Vijaykrishnan Narayanan is the A. Robert Noll Chair Professor of Computer Science & Engineering and Electrical Engineering at the Pennsylvania State University. Vijay received his Bachelors in Computer Science & Engineering from University of Madras, India in 1993 and his Ph.D. in Computer Science & Engineering from the University of South Florida, USA, in 1998. He is a co-director of the Microsystems Design Lab. He is a Fellow of the National Academy of Inventors, IEEE and ACM.


Panelists

Prof. Narasimha Reddy

Texas A&M University

Narasimha Reddy Narasimha Reddy received a B.Tech. degree in Electronics and Electrical Communications Engineering from the Indian Institute of Technology, Kharagpur, India in August 1985, and M.S. and Ph.D. degrees in Computer Engineering from the University of Illinois at Urbana-Champaign in May 1987 and August 1990, respectively Reddy’s research interests are in Computer Networks, Storage Systems, Multimedia Systems, and Computer Architecture.
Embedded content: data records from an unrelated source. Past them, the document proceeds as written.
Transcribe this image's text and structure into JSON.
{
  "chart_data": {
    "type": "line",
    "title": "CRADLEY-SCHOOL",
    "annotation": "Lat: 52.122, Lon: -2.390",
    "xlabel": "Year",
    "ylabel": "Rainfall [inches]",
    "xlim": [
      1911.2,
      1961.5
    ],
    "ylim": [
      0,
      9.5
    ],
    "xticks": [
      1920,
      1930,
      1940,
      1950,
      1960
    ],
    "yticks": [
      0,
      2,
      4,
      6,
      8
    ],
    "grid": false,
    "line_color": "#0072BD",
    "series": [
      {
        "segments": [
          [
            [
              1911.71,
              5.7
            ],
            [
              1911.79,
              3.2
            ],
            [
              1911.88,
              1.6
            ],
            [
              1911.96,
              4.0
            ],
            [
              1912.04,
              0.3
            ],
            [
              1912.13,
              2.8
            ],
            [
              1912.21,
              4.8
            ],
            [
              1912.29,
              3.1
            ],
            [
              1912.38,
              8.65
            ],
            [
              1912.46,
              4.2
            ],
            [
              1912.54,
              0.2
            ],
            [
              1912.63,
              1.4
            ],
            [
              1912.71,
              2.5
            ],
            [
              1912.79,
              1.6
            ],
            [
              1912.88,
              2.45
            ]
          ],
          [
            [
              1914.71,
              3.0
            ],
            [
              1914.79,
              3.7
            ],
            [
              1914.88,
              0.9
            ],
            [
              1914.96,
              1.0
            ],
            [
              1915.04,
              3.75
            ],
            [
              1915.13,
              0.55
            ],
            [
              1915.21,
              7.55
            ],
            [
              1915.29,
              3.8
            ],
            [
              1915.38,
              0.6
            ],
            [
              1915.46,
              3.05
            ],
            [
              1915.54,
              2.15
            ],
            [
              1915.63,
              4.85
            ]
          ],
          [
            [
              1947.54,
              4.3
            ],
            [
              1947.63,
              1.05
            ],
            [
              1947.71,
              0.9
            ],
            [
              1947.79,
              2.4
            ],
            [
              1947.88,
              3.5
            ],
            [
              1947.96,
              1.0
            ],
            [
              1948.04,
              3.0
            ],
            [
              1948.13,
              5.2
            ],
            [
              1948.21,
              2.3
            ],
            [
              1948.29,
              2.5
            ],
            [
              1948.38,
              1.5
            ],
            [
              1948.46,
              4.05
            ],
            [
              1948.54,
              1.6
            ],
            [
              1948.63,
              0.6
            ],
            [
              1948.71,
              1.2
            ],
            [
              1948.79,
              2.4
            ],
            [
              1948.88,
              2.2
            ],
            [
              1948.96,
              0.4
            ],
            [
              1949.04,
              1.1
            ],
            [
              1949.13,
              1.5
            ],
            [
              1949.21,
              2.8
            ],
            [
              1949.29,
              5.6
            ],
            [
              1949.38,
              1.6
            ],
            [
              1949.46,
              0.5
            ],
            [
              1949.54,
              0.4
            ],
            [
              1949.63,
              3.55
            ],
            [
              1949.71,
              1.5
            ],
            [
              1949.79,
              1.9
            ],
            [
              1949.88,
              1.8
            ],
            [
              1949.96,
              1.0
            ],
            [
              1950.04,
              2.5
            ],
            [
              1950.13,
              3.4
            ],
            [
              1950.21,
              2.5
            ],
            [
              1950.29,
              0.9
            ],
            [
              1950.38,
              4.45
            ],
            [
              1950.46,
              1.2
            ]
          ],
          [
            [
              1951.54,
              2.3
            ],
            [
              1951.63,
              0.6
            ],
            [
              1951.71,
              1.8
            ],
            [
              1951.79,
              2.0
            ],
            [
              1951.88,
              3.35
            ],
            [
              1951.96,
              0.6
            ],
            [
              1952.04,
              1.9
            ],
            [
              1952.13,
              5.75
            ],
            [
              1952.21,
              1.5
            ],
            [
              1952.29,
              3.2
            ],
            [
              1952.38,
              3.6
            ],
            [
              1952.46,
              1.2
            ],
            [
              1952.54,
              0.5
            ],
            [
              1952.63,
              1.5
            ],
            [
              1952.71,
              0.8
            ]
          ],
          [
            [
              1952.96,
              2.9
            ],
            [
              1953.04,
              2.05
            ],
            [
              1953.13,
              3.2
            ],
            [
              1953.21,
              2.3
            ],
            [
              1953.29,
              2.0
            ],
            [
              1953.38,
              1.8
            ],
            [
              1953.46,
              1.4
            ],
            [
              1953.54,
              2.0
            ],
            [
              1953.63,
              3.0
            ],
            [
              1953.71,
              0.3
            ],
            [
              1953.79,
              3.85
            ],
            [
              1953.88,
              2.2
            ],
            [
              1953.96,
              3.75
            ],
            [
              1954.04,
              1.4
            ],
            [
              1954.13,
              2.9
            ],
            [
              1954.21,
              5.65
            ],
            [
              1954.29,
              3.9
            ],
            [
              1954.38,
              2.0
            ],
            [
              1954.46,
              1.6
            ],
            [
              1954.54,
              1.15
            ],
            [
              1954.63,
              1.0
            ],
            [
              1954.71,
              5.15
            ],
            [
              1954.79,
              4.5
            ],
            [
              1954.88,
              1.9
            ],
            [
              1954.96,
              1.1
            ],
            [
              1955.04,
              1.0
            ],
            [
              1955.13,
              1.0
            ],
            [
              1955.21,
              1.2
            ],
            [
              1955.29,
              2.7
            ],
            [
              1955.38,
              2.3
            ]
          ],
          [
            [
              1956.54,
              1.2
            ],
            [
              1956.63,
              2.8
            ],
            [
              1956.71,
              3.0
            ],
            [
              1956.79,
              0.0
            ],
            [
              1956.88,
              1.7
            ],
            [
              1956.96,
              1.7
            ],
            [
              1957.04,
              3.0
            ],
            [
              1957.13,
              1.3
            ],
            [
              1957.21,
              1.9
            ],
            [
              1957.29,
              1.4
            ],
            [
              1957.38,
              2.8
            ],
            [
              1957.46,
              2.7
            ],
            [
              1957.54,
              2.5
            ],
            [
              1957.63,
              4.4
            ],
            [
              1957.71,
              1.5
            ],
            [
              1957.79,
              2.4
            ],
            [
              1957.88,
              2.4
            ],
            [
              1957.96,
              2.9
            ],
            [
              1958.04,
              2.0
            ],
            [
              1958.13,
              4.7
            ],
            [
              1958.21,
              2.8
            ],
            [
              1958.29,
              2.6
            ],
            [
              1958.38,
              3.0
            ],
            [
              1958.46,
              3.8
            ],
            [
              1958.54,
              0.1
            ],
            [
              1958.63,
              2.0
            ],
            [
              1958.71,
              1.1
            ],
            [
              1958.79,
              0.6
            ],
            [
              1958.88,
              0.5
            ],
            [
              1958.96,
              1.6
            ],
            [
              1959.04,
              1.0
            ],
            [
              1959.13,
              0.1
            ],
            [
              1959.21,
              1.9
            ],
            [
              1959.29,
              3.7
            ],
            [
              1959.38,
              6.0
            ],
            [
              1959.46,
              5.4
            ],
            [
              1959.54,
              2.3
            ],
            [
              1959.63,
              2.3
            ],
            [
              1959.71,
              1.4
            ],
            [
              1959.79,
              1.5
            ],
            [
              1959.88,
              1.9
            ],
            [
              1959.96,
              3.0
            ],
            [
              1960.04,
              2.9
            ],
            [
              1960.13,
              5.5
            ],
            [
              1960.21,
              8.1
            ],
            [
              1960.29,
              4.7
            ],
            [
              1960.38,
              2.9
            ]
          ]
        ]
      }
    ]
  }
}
During 1990-1995, he was a Research Staff Member at IBM Almaden Research Center in San Jose where he worked on projects related to disk arrays, multiprocessor communication, hierarchical storage systems and video servers. Reddy holds five patents and and was awarded a technical accomplishment award while at IBM. He received an NSF Career Award in 1996. He was a Faculty Fellow of the College of Engineering at Texas A&M during 1999-2000. His honors include an Outstanding Professor award by the IEEE student branch at Texas A&M during 1997-1998, an Outstanding Faculty award by the Department of Electrical and Computer Engineering during 2003-2004, a Distinguished Achievement award for teaching from the Former Students Association of Texas A&M University, and a citation “for one of the most influential papers from the 1st ACM Multimedia Conference”. Reddy is a Fellow of IEEE Computer Society and is a member of ACM.

Dr. Akhilesh Jaiswal

Univeristy of Southern California

Akhilesh Jaiswal Dr. Akhilesh Jaiswal is a Research Assistant Professor of Electrical and Computer Engineering at USC’s Viterbi School of Engineering. He also serves as a computer scientist with ASIC Lab at the Information Sciences Institute. His current research interest includes device-circuit co-design using existing and alternate state variables for future electronic systems. Prior to USC/ISI, Dr. Jaiswal served as a Senior Research Engineer for Technology Solutions Group at GLOBALFOUNDRIES. As a Senior Engineer, he worked on developing a compact device model for MRAM-based AI in-memory compute circuits and enabling AI acceleration through hybrid photonic-electronic neuro-mimetic devices. Akhilesh received his Ph.D. degree in Nano-electronics from Purdue University in May 2019 and his Master’s degree from the University of Minnesota in May 2014. As a part of the doctoral program, his research focused on 1) Exploration of bio-mimetic devices and circuits using emerging non-volatile technologies for Neuromorphic computing. 2) CMOS based analog and digital in-memory and near-memory computing using standard memory bit-cells for beyond von-Neumann AI/ML acceleration. Dr. Jaiswal has authored some of the initial pioneering works on Processing-in-Pixel and SRAM based in-memory computing.